Where does the UK go from here in terms of trade and commerce? The pro-Brexit leadership has constantly pointed to the country’s long and strategic partnership with the United States. That would essentially mean that the trade partnership between the U.S. and the UK would grow. But as the post-Brexit Britain finds out the world is a different place now. The emergence of China as a major economic player and re-emergence of Russia as a political force seem to complicate the situation. Only recently a controversy surfaced between London and Washington when the latter opposed allowing Huawei access to British 5G industry contending that the Chinese companies should not be allowed to control the future of the internet. America has imposed a ban on Huawei among other companies of Chinese origin. However, the British government decided to go ahead and allow Huawei a role in the infrastructure development. 
Then there is the matter of America’s transactional approach to trade policy under President Trump. Recently, the British government decided to impose a digital services tax on big technology giants, a majority of whom is American. Mr. Trump indicated that he may reciprocate by imposing duties on British car exports to the U.S. If this trend persists, to the British it may seem like a deal that swaps one big brother for another, hardly the kind of relationship that it was looking for when it decided for the withdrawal from the EU. It doesn’t mean that things cannot improve. The Trump administration is actively working to conclude a trade deal with Britain. If such a deal can remove the kinks from the system, it may work to allay the British concerns. But for now, the situation does not seem free of troubles.
It has been widely speculated for some time that the UK may find a willing partner in China. For a little while there was also a talk of Britain joining the China-Pakistan Economic Corridor or any other part of the Belt and Road Initiative (BRI). Britain’s stand on Huawei has already lent some credence to such speculation. However, the British desire to have maximum control on its economic destiny may come in the way of forging such a partnership as it significantly deviates from the BRI business model. 

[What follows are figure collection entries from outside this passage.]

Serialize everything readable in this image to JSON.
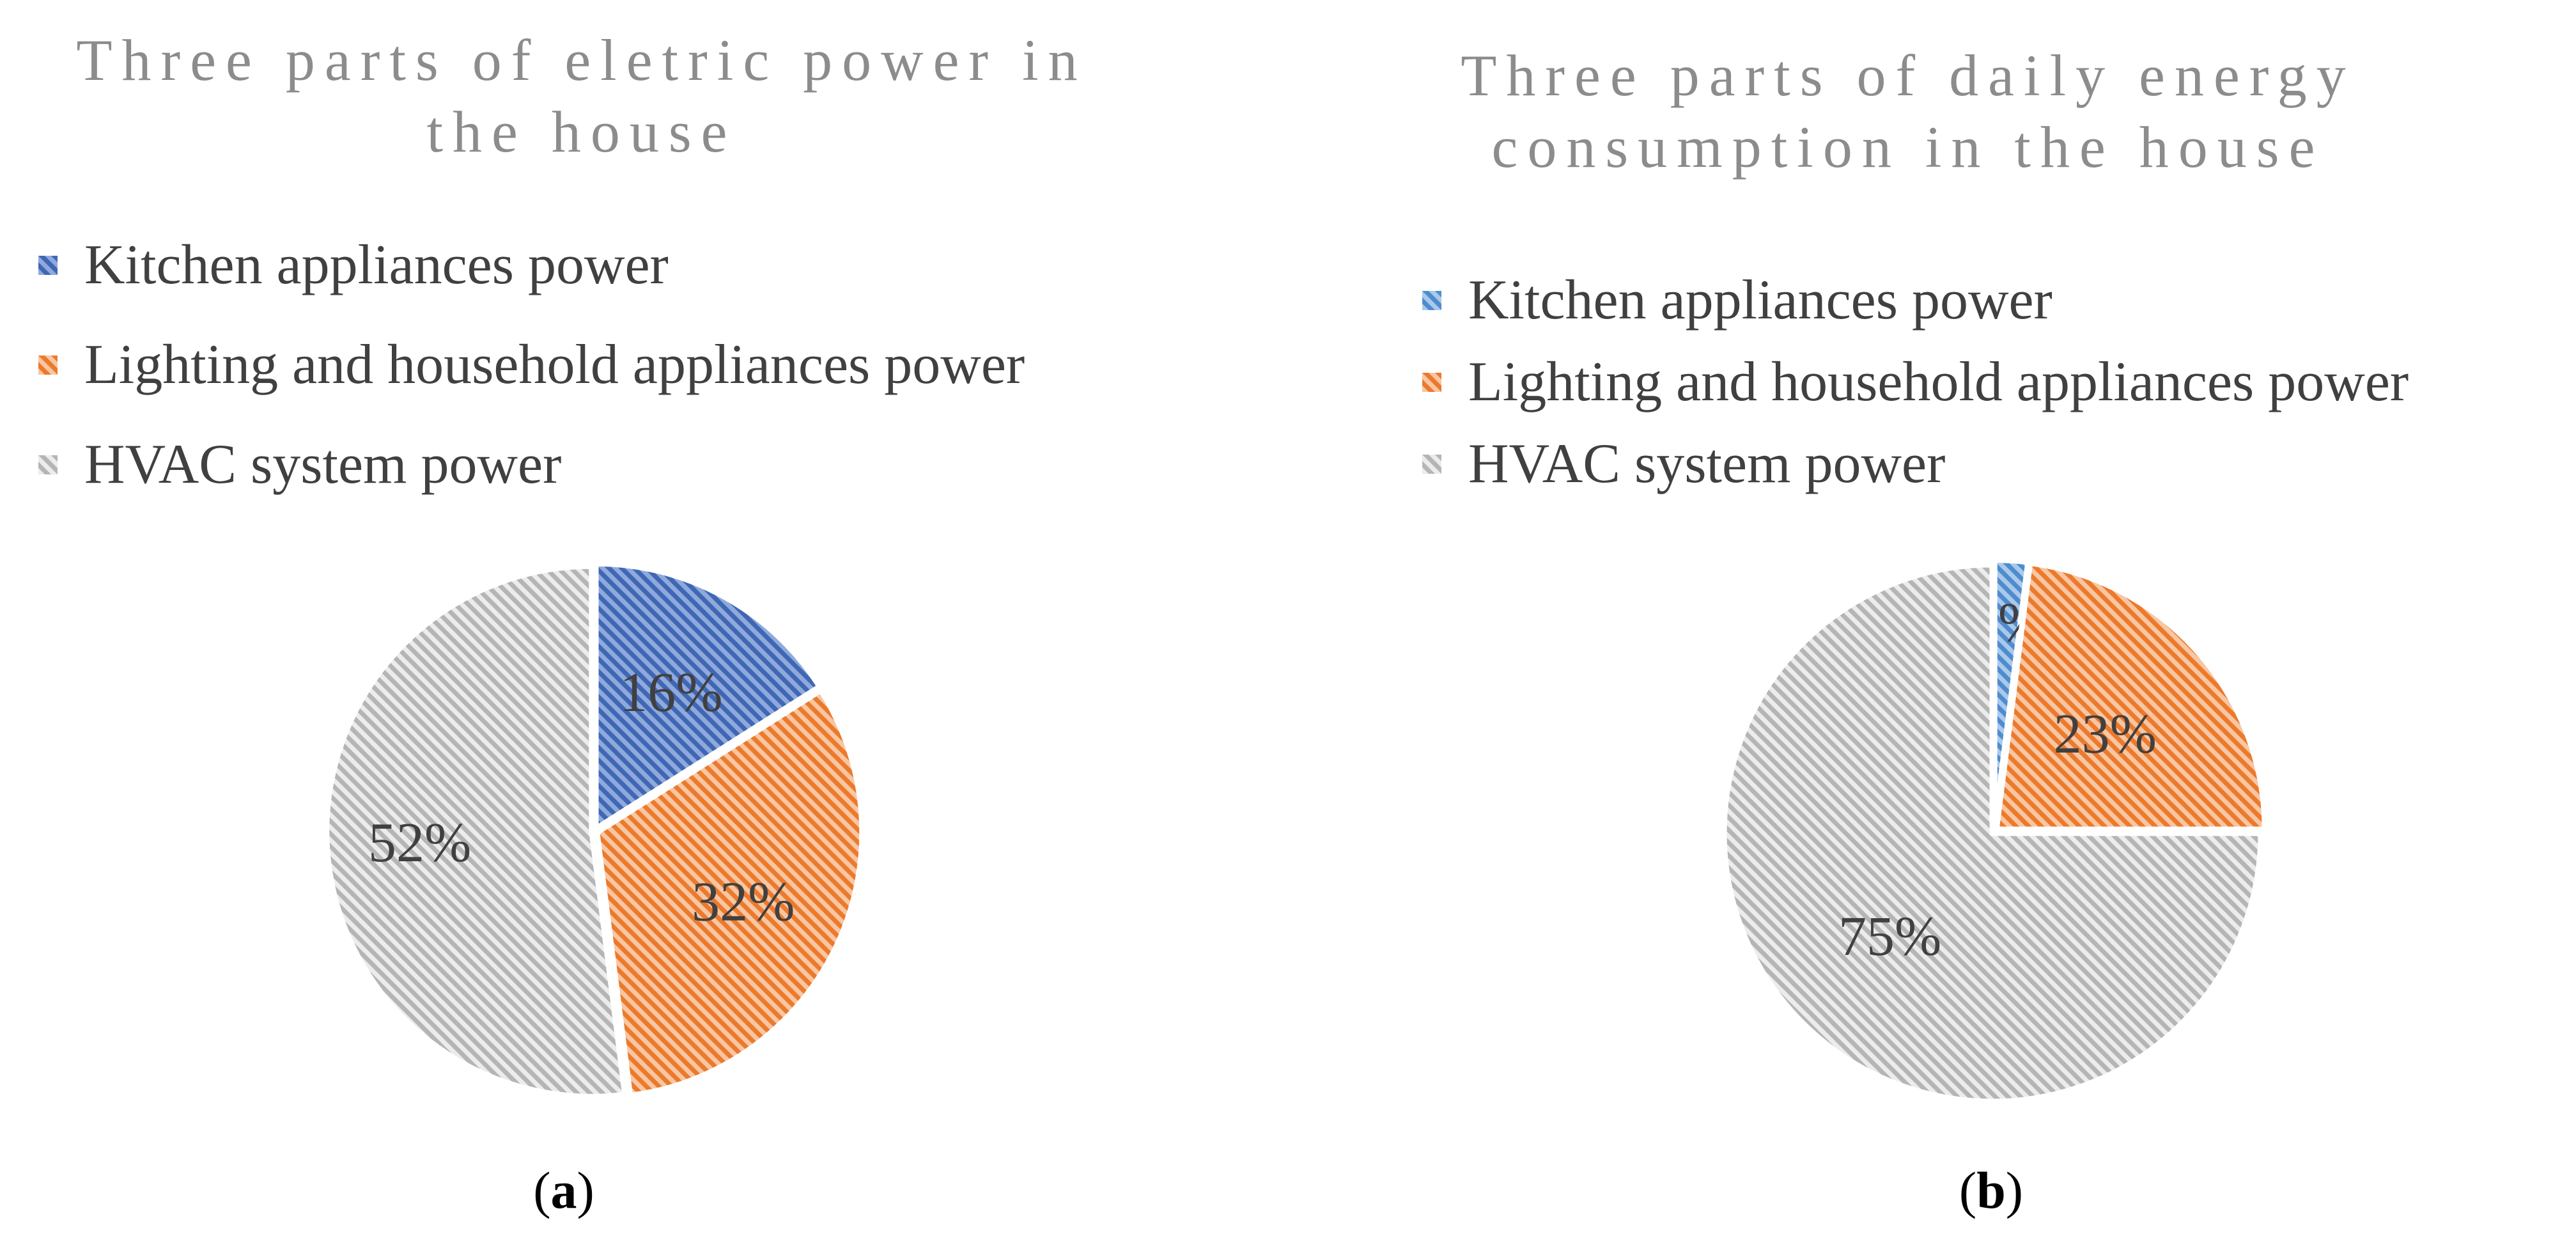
{
  "chart_data": [
    {
      "type": "pie",
      "title": "Three parts of eletric power in the house",
      "legend_position": "top",
      "categories": [
        "Kitchen appliances power",
        "Lighting and household appliances power",
        "HVAC system power"
      ],
      "values": [
        16,
        32,
        52
      ],
      "data_labels": [
        "16%",
        "32%",
        "52%"
      ],
      "colors": [
        "#4472c4",
        "#ed7d31",
        "#bfbfbf"
      ],
      "subfigure_label": "a"
    },
    {
      "type": "pie",
      "title": "Three parts of daily energy consumption in the house",
      "legend_position": "top",
      "categories": [
        "Kitchen appliances power",
        "Lighting and household appliances power",
        "HVAC system power"
      ],
      "values": [
        2,
        23,
        75
      ],
      "data_labels": [
        "2%",
        "23%",
        "75%"
      ],
      "colors": [
        "#5b9bd5",
        "#ed7d31",
        "#bfbfbf"
      ],
      "subfigure_label": "b"
    }
  ]
}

For Pakistan, the Brexit realities pose many serious challenges. The EU is among the country’s largest trade partners. It was with the British help that Pakistan managed to get the preferential GSP Plus status. However, if the UK does not get full market access to the European market, Pakistan’s exports may seriously suffer. This matter has constantly surfaced in the list of items flagged by the country’s foreign office. However, for long it has remained absent from the country’s political discourse and the media debates. A dilution of the preferential trade partner status may immediately require two separate agreements with the UK and the EU. There is, however, some good news for the expatriate community in the UK. As the immigration of Eastern European workers is reduced to a trickle, the relatives of the Britons of South Asian origin may find more room to work in the UK.